No cure was known. No hope was offered. The healthy quarantined the infected. The infected counted their days.

When you make a list of history's harshest scourges, rank the Black Plague near the top. It earns a high spot. But not the highest. Call the disease catastrophic, disastrous. But humanity's deadliest? No. Scripture reserves that title for a darker blight, an older pandemic that by comparison makes the Black Plague seem like a cold sore. No culture avoids, no nation escapes, no person sidesteps the infection of sin.

Blame the bubonic plague on the Yersinia pestis bacterium. Blame the plague of sin on a godless decision. Adam and Eve turned their heads toward the hiss of the snake and for the first time ignored God. Eve did not ask, "God, what do you want?" Adam didn't suggest, "Let's consult the Creator." They acted as if they had no heavenly Father. His will was ignored, and sin, with death on its coattails, entered the world.
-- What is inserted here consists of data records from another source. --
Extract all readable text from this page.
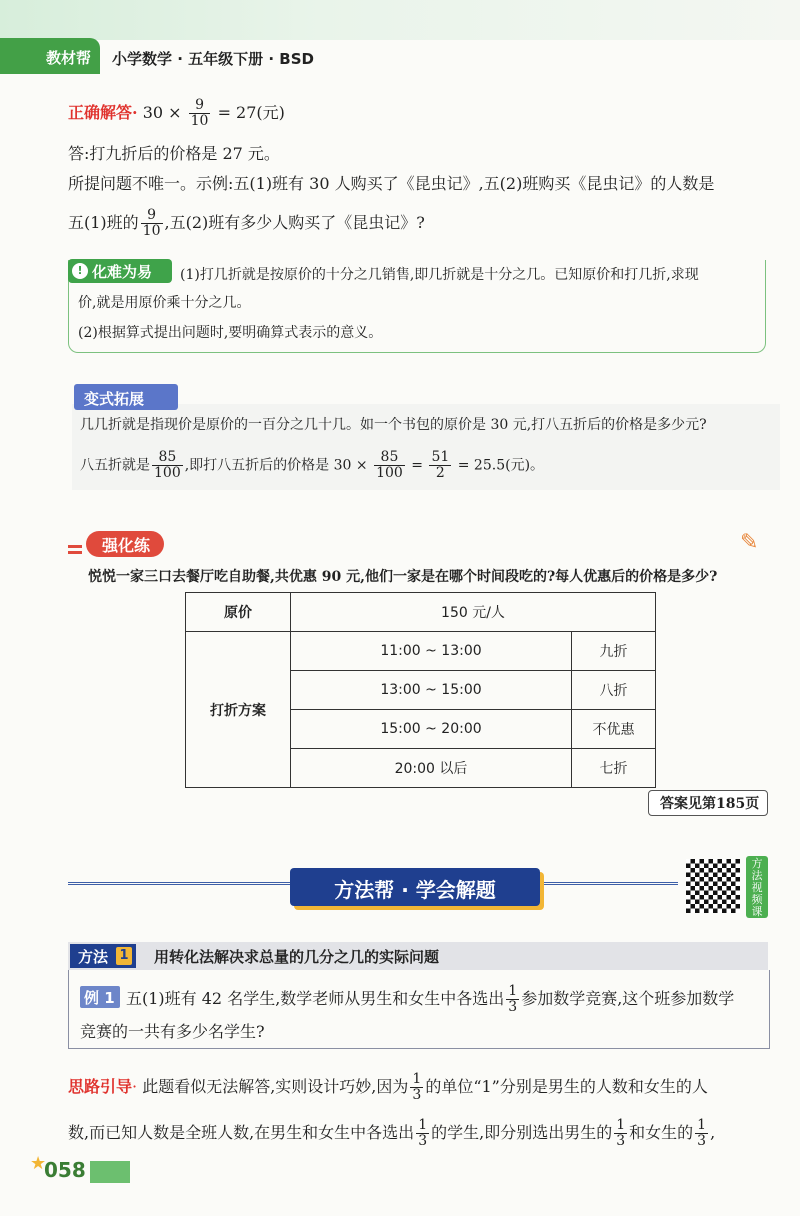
教材帮 小学数学 · 五年级下册 · BSD
正确解答· $30 \times \frac{9}{10} = 27$(元)
答:打九折后的价格是 27 元。
所提问题不唯一。示例:五(1)班有 30 人购买了《昆虫记》,五(2)班购买《昆虫记》的人数是
五(1)班的 $\frac{9}{10}$ ,五(2)班有多少人购买了《昆虫记》?
! 化难为易 (1)打几折就是按原价的十分之几销售,即几折就是十分之几。已知原价和打几折,求现
价,就是用原价乘十分之几。
(2)根据算式提出问题时,要明确算式表示的意义。
变式拓展
几几折就是指现价是原价的一百分之几十几。如一个书包的原价是 30 元,打八五折后的价格是多少元?
八五折就是 $\frac{85}{100}$ ,即打八五折后的价格是 $30 \times \frac{85}{100} = \frac{51}{2} = 25.5$(元)。
强化练	✎
悦悦一家三口去餐厅吃自助餐,共优惠 90 元,他们一家是在哪个时间段吃的?每人优惠后的价格是多少?
原价	150 元/人	
打折方案	11:00 ~ 13:00	九折
	13:00 ~ 15:00	八折
	15:00 ~ 20:00	不优惠
	20:00 以后	七折
答案见第185页
方法帮 · 学会解题
方法视频课
方法 1 用转化法解决求总量的几分之几的实际问题
例 1 五(1)班有 42 名学生,数学老师从男生和女生中各选出 $\frac{1}{3}$ 参加数学竞赛,这个班参加数学
竞赛的一共有多少名学生?
思路引导· 此题看似无法解答,实则设计巧妙,因为 $\frac{1}{3}$ 的单位“1”分别是男生的人数和女生的人
数,而已知人数是全班人数,在男生和女生中各选出 $\frac{1}{3}$ 的学生,即分别选出男生的 $\frac{1}{3}$ 和女生的 $\frac{1}{3}$ ,
★
058
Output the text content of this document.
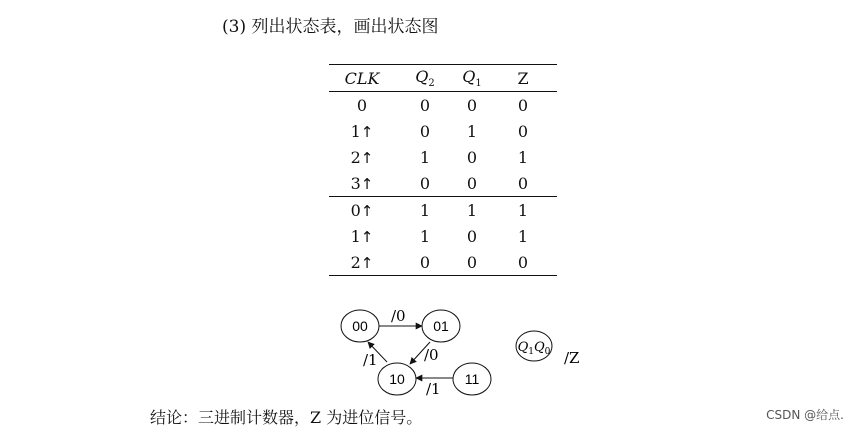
(3) 列出状态表，画出状态图
CLK	$Q_2$	$Q_1$	Z
0	0	0	0
1↑	0	1	0
2↑	1	0	1
3↑	0	0	0
0↑	1	1	1
1↑	1	0	1
2↑	0	0	0
00	01
10	11
/0
/0
/1
/1
$Q_1Q_0$ /Z
结论：三进制计数器，Z 为进位信号。	CSDN @给点.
Sin sees the world with no God in it.

Where we might think of sin as slip-ups or missteps, God views sin as a godless attitude that leads to godless actions. "All of us have strayed away like sheep. We have left God's paths to follow our own" (Isa. 53:6). The sinful mind dismisses God. His counsel goes unconsulted. His opinion, unsolicited. His plan, unconsidered. The sin-infected grant God the same respect middle-schoolers give a substitute teacher. Acknowledged, but not taken seriously.